Now the fun begins. If you did a lookup on types A or AAAA, the data is simply a struct in_addr or struct in6_addr, respectively. For a CNAME record you have to call dn_expand() to unpack the result into a usable string. Easy peasy.

But for type MX, the result also has a priority. Where is that value? There is no such field in ns_rr, and there is no helper function. Most examples just call ns_sprintrr(), which returns a string such as "10 smtp.example.se". However, doing that and then parsing the result is just stupid.

The source code for ns_sprintrr() is open, and there you can see that for MX, the result starts with a 16 bit integer, which is exactly this priority. Afterwards comes the hostname, which you again have to unpack with dn_expand(). But why is this integer here? The manual pages provide no clues. The source code just picks these two bytes, without explaining why.

It turns out to be due to RFC 1035, which is where the format of this data is specified.

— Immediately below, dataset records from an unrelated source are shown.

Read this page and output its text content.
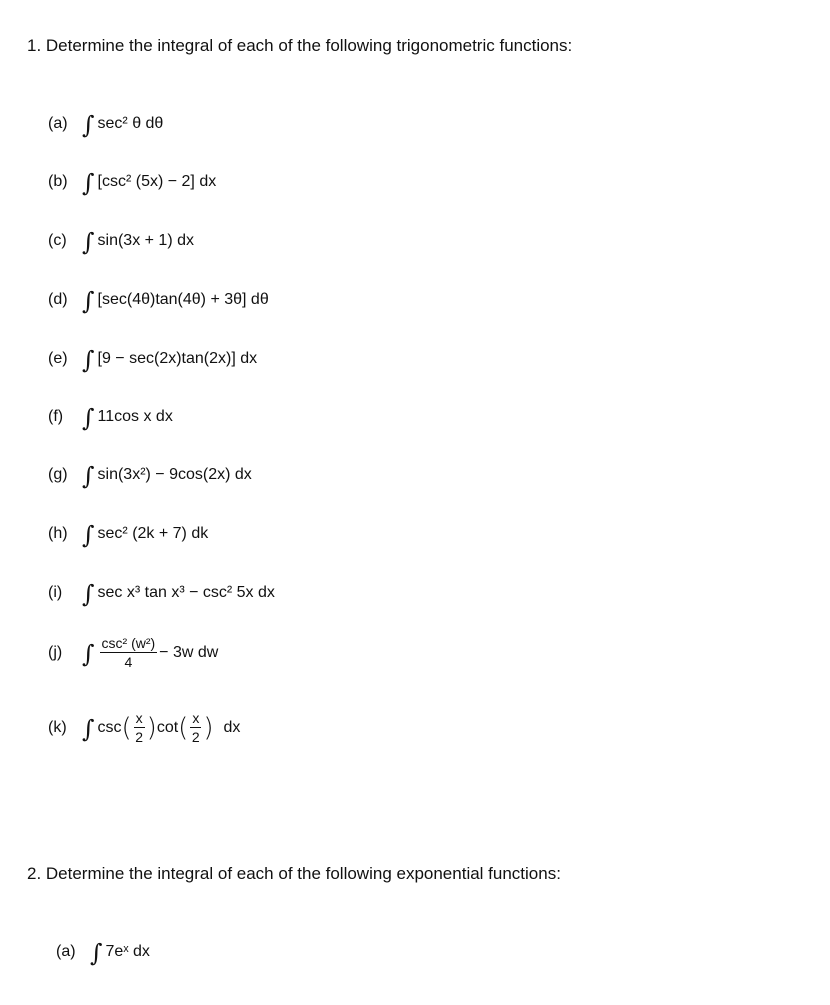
1. Determine the integral of each of the following trigonometric functions:
(a) ∫ sec² θ dθ
(b) ∫ [csc² (5x) − 2] dx
(c) ∫ sin(3x + 1) dx
(d) ∫ [sec(4θ)tan(4θ) + 3θ] dθ
(e) ∫ [9 − sec(2x)tan(2x)] dx
(f) ∫ 11cos x dx
(g) ∫ sin(3x²) − 9cos(2x) dx
(h) ∫ sec² (2k + 7) dk
(i) ∫ sec x³ tan x³ − csc² 5x dx
(j) ∫ $\frac{\text{csc² (w²)}}{4} - 3w$ dw
(k) ∫ csc ( $\frac{x}{2}$ ) cot ( $\frac{x}{2}$ ) dx
2. Determine the integral of each of the following exponential functions:
(a) ∫ 7eˣ dx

There are several other record types you can ask for (SOA, CAA, TXT, and whatnot) and their formats are all specified here.

Lesson 1: Document where your data formats are specified.

To make things thread safe, res_query() has a new variant, called res_nquery(). Its first parameter is a state parameter, which you initiate using res_ninit(). Afterwards, you release any resources it used by calling res_nclose(). This state parameter has a field "options" which you can use to modify how res_nquery() behaves (use TCP instead of UDP, for example). It also has a bit RES_INIT which is set by res_ninit(). To make things easy, just check this bit before doing a query, and if it is not already set, call res_ninit().

Then, suddenly, connections made by my application were suddenly closed, and new connections got descriptor 0. It's a valid value, but only if somebody actually closed it first. And then that connection was closed, and another got descriptor 0. So, data sent over the first connection ended up being sent over the second. Not good.

I added log statements all over the place, and ran everything within Valgrind. Nothing. Finally I ran the app within strace, and found the culprit: My app called res_nclose() in a thread which hadn't called res_ninit(). The res_nclose() function begins like this:

if (statp->_vcsock >= 0) { close(statp->_vcsock); }

Does it check the RES_INIT bit first? No. As the data was on the heap, this _vcsock field was 0. Oops. So now my application has to check this bit. Afterwards, _vcsock is set to -1, so it would be safe to call res_nclose() twice. But it is never initiated to -1 unless res_ninit() is called, so this check only solves one part of the problem.

Lesson 2: Allow users to call your functions in any order. When doing the query, this is automatic as one function returns the data used as input by the next one. So you cannot really call them in the wrong order. Here, you would get the same effect by letting res_ninit() return the state used by the other functions. This would make it impossible to cal res_close() without calling res_ninit() first, as you otherwise wouldn't have any state parameter.